Prosegue il monitoraggio della situazione del maltempo in città da parte del Coc a Vicenza. Al momento quattro strade sono chiuse alla circolazione, con transito consentito ai soli residenti in base all’evolversi della situazione, al fine di consentire l’esecuzione degli interventi in supporto alla cittadinanza da parte della protezione civile. Si tratta di strada di Settecà, dall’incrocio con Strada Padana Superiore verso Padova all’incrocio con via Falcone e Borsellino; strada dei Ponti di Debba, strada delle Caperse e via Cipro. Si raccomanda di limitare gli spostamenti nel quadrante est della città.Questo dopo una notte di allerta quella appena trascorsa a Vicenza, a causa dell’ingrossamento del fiume Bacchiglione che poco prima della mezzanotte ha superato il livello di guardia dei 4 metri e mezzo, arrivando a 4.65. Il passaggio della piena è preannunciato nelle prossime ore. Gli abitanti di Vicenza iscritti al servizio di allerta meteo comunale hanno ricevuto un sms che li invita «In via precauzionale a spostare dagli interrati/cantine delle zone a rischio allagamenti i veicoli e altri beni». 

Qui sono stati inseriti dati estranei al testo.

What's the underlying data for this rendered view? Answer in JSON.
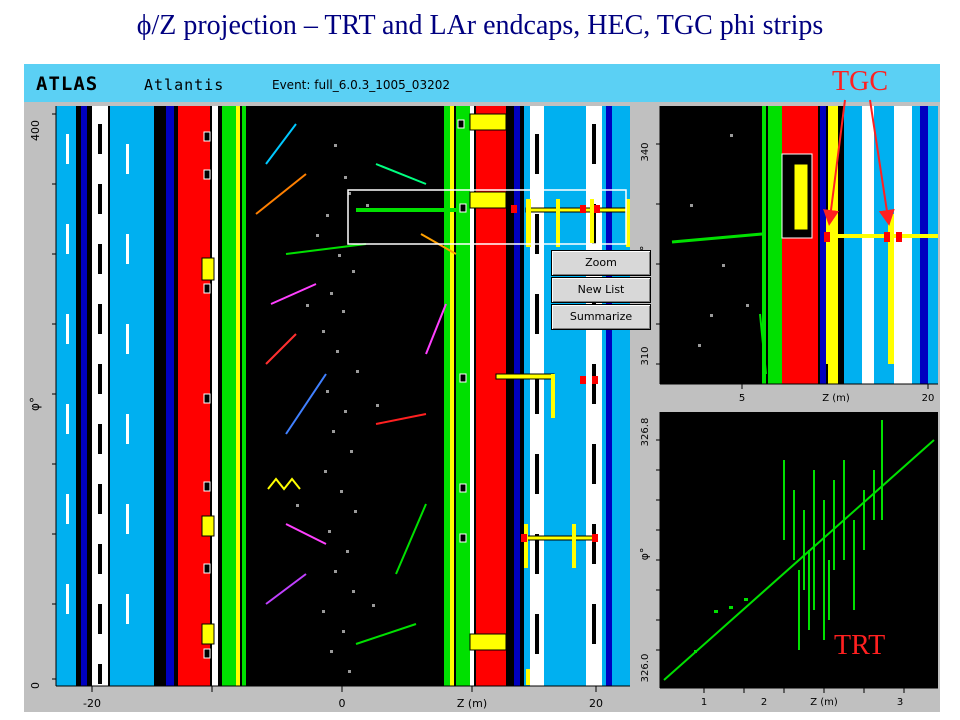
{
  "slide": {
    "title": "ϕ/Z projection – TRT and LAr endcaps, HEC, TGC phi strips"
  },
  "app": {
    "logo": "ATLAS",
    "name": "Atlantis",
    "event": "Event: full_6.0.3_1005_03202"
  },
  "main_view": {
    "y_axis_label": "φ°",
    "y_ticks": [
      "400",
      "0"
    ],
    "x_axis_label": "Z (m)",
    "x_ticks": [
      "-20",
      "0",
      "20"
    ]
  },
  "zoom_view": {
    "y_axis_label": "φ°",
    "y_ticks": [
      "340",
      "310"
    ],
    "x_axis_label": "Z (m)",
    "x_ticks": [
      "5",
      "20"
    ]
  },
  "trt_view": {
    "y_axis_label": "φ°",
    "y_ticks": [
      "326.8",
      "326.0"
    ],
    "x_axis_label": "Z (m)",
    "x_ticks": [
      "1",
      "2",
      "3"
    ]
  },
  "context_menu": {
    "items": [
      "Zoom",
      "New List",
      "Summarize"
    ]
  },
  "annotations": {
    "tgc": "TGC",
    "trt": "TRT"
  },
  "colors": {
    "header": "#5bd0f4",
    "calo_red": "#ff0000",
    "lar_green": "#00e000",
    "muon_cyan": "#00b0f0",
    "tgc_yellow": "#ffff00",
    "background": "#000000",
    "annotation": "#ff2020"
  }
}
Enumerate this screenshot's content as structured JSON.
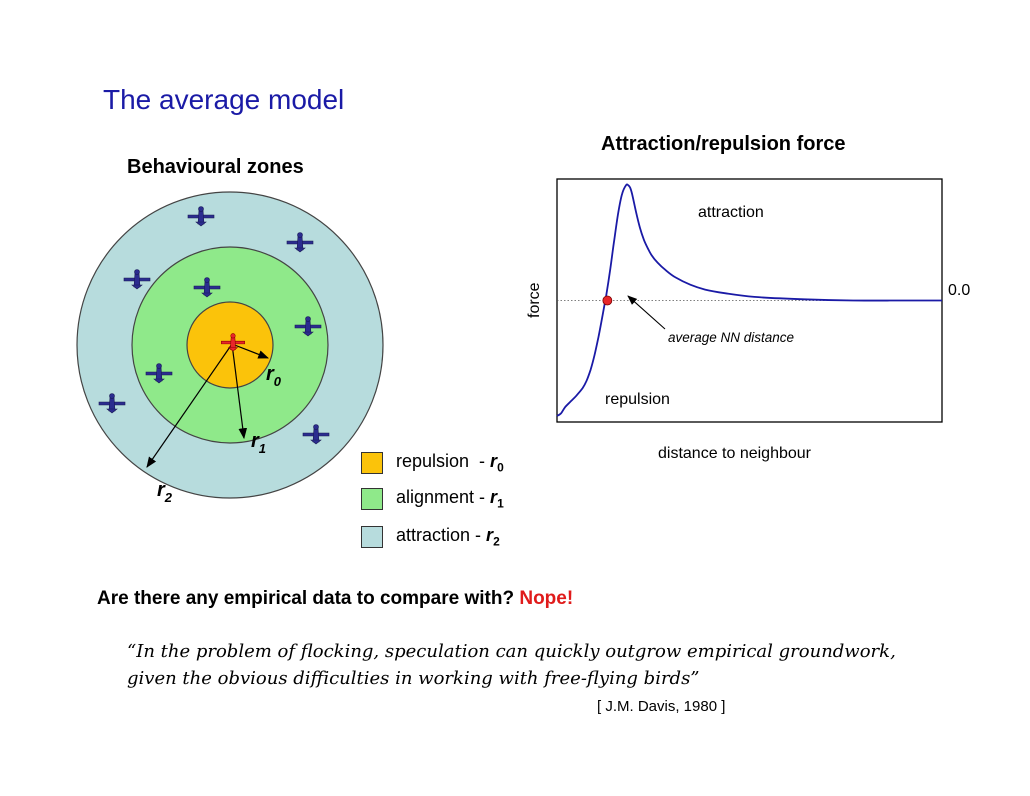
{
  "title": "The average model",
  "zones_heading": "Behavioural zones",
  "force_heading": "Attraction/repulsion force",
  "zones_diagram": {
    "radius_labels": [
      {
        "base": "r",
        "sub": "0"
      },
      {
        "base": "r",
        "sub": "1"
      },
      {
        "base": "r",
        "sub": "2"
      }
    ],
    "colors": {
      "repulsion": "#fbc30a",
      "alignment": "#8fe98a",
      "attraction": "#b7dcdd",
      "focal_bird": "#e8262a",
      "bird": "#2b2c8f"
    },
    "icon_names": [
      "focal-bird-icon",
      "bird-icon"
    ]
  },
  "legend": [
    {
      "label": "repulsion  - ",
      "r": "r",
      "sub": "0",
      "color": "#fbc30a"
    },
    {
      "label": "alignment - ",
      "r": "r",
      "sub": "1",
      "color": "#8fe98a"
    },
    {
      "label": "attraction - ",
      "r": "r",
      "sub": "2",
      "color": "#b7dcdd"
    }
  ],
  "chart_data": {
    "type": "line",
    "title": "Attraction/repulsion force",
    "xlabel": "distance to neighbour",
    "ylabel": "force",
    "zero_label": "0.0",
    "annotations": [
      "attraction",
      "repulsion",
      "average NN distance"
    ],
    "series": [
      {
        "color": "#1a1aa6",
        "x": [
          0,
          4,
          8,
          14,
          20,
          26,
          30,
          34,
          38,
          42,
          46,
          50,
          54,
          58,
          62,
          66,
          70,
          72,
          74,
          76,
          80,
          84,
          88,
          92,
          96,
          102,
          110,
          120,
          135,
          150,
          170,
          200,
          250,
          300,
          350,
          390
        ],
        "y": [
          -0.95,
          -0.93,
          -0.88,
          -0.83,
          -0.78,
          -0.72,
          -0.66,
          -0.57,
          -0.45,
          -0.3,
          -0.13,
          0.05,
          0.26,
          0.5,
          0.72,
          0.88,
          0.95,
          0.95,
          0.93,
          0.88,
          0.73,
          0.6,
          0.5,
          0.43,
          0.37,
          0.31,
          0.25,
          0.19,
          0.13,
          0.09,
          0.06,
          0.03,
          0.01,
          0.0,
          0.0,
          0.0
        ]
      }
    ],
    "marker": {
      "x": 51,
      "y": 0.0,
      "color": "#e8262a",
      "label": "average NN distance"
    },
    "xlim": [
      0,
      390
    ],
    "ylim": [
      -1.0,
      1.0
    ],
    "zero_line": true,
    "grid": false
  },
  "question": {
    "text": "Are there any empirical data to compare with? ",
    "answer": "Nope!"
  },
  "quote": "“In the problem of flocking, speculation can quickly outgrow empirical groundwork, given the obvious difficulties in working with free-flying birds”",
  "citation": "[ J.M. Davis, 1980 ]"
}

Alle ore 4 il Bacchiglione a Ponte degli Angeli ha raggiunto quota metri 5,23 in centro a Vicenza. Il livello del fiume potrebbe restare elevato per alcune ore, ma, grazie all’apertura del bacino di laminazione di Caldogno e le attuali previsioni meteo, sembra escludersi un ulteriore innalzamento.  Sindaco e assessori hanno effettuato personalmente sopralluoghi sul territorio insieme con i tecnici comunali. La protezione civile, i Vigili del fuoco e Viacqua sono intervenuti per un allagamento nel piano interrato del Teatro Olimpico, dove sono presenti solo i vani tecnici e i servizi igienici. Al momento non sono state rilevate situazioni di criticità particolari ma, in via precauzionale, sono state installate le idrovore a Ponte degli Angeli, allo stadio e dietro al Tribunale nuovo. Come previsto dal piano comunale di emergenza, sono stati posizionati i sacchi di sabbia nei punti di distribuzione stabiliti.

L’apertura del bacino di Caldogno

L’apertura, per la prima volta dalla sua realizzazione, del bacino di laminazione di Caldogno ha scongiurato un nuovo rischio alluvione per la città di Vicenza, com’era avvenuto invece nel 2010, quando finirono sott’acqua gran parte della provincia e anche molti comuni del Padovano. Il bacino di Caldogno è una delle più grandi opere idrauliche realizzate in Italia, completato nel 2016 e sinora non era stato utilizzato. Ieri sera il Bacchiglione, che attraversa il centro della città del Palladio, aveva superato a mezzanotte a Ponte degli Angeli il livello di guardia di 4 metri e mezzo salendo poi velocemente fino a 5 metri e 25. Nella nella notte i tecnici hanno proceduto con l’apertura del bacino che ha poi favorito un graduale abbassamento del livello del Bacchiglione.. Stamane così il pluviometro di ponte degli Angeli, è sceso sotto il livello di guardia. 

Previsioni

Il meteo prevede che anche nelle prossime ore continuerà a nevicare in maniera copiosa sopra i 1000-1500 metri, mentre sotto i 1000-1500 metri si prevedono piogge intense per tutta la giornata di oggi. Questo significa che essendo caduti già più di 300 mm di pioggia il rischio idraulico e geologico è concreto in varie zone del Veneto, nello specifico in Provincia di Belluno, nella parte alta della provincia di Treviso, nel Veneto Orientale e nell’alta provincia di Vicenza.